Monday, 1 August 2016

High human capital and worker-owned firms

In a recent paper in the Journal of the Knowledge Economy I argued, via a simple model of the firm based on the reference point approach to the firm, that having a firm based on a homogeneous group of human capital leads to a different organisational form than that of a firm which involves a heterogeneous group of human capital.

To illustrate this idea I considered the ownership structure of professional sports teams. Heterogeneity in playing talent—playing talent being the human capital here—and thus in earning potential is a disincentive to the formation of a worker cooperative, an organisation which normally involves (rough) equality in payment,  since those players with the greatest earning potential, the largest outside options, will transfer away from the cooperative to maximise their income stream. Thus, a worker-owned team would have few, if any, star players, a handicap in the winner-takes-all world of professional sports.

But this argument could be applied to any worker-owned firm in which their is a range of worker ability. My argument would mean that the given a relatively flat compensation structure high ability workers would be more likely to leave a worker-owned firm.

In a new paper in the latest issue of the Economic Journal Gabriel Burdín argues that Equality Under Threat by the Talented: Evidence from Worker-Managed Firms.

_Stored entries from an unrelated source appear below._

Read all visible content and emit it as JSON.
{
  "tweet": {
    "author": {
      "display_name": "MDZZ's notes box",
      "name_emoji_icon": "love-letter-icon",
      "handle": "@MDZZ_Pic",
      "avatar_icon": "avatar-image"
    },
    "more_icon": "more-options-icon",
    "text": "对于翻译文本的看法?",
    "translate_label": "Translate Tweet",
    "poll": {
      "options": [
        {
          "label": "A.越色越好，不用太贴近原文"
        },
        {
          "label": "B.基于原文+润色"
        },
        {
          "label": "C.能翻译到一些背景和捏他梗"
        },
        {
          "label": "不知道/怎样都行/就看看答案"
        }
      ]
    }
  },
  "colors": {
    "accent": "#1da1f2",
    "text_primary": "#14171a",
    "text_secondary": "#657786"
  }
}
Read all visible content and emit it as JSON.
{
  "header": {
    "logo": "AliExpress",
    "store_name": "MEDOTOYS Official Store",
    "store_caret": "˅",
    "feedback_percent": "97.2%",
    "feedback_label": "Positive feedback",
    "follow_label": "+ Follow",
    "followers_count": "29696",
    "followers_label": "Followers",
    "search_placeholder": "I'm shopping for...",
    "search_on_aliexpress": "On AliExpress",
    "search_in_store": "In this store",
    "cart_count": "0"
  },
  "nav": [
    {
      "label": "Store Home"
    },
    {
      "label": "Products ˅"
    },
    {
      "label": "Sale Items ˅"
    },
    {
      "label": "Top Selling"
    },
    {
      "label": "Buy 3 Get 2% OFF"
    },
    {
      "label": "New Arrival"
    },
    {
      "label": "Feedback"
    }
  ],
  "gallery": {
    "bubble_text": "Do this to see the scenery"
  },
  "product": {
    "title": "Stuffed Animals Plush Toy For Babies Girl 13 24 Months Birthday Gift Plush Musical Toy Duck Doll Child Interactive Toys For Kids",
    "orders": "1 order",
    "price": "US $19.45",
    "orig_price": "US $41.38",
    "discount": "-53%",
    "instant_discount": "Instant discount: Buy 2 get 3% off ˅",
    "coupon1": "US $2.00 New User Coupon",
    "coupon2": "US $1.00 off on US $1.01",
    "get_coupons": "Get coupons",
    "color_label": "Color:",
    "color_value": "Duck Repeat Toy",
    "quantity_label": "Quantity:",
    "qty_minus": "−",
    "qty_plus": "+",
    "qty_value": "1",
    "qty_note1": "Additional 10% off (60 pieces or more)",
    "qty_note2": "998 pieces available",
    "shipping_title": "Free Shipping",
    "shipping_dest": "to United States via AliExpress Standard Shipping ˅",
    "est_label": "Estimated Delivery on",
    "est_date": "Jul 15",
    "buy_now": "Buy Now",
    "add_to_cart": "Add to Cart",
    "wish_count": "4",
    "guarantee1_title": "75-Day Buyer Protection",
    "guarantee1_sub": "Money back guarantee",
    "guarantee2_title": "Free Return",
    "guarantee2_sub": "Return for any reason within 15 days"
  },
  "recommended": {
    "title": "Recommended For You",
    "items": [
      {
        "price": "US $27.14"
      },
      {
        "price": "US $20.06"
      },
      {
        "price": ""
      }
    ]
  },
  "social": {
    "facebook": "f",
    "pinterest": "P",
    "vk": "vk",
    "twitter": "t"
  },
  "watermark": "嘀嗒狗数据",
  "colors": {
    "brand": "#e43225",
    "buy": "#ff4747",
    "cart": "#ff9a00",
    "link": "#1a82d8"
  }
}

The abstract of the paper reads:
Does workplace democracy engender greater pay equality? Are high-ability individuals more likely to quit egalitarian organisational regimes? The article revisits this long-standing issue by analysing the interplay between compensation structure and quit behaviour in the distinct yet underexplored institutional setting of worker-managed firms. The analysis is based on novel administrative data sources, which allow constructing a simple ordinal measure of the workers' ability type. The article's key findings are that worker-managed firms have a more compressed compensation structure than conventional firms, and high-ability members are more likely than other members to exit. (Emphasis added.)
Thus Burdin finds what you would expect, high-ability workers (players) are more likely to exit worker-owned firms (teams) leaving such firms (teams) at a disadvantage compared to employee based firms.

2 comments:

Brett said...

That would explain why cooperatives tend to be among similar workers, like a partnership between lawyers or a farmers' cooperative (although the difficulties in management would be present as well - it's probably not a coincidence that the few big cooperatives have managers and indirect democracy governance).

Paul Walker said...

Brett. Yes I think this does tell us something about why cooperatives tend to be small and be based on similar types of workers. Both getting larger and more heterogeneous in membership causes problems for cooperatives.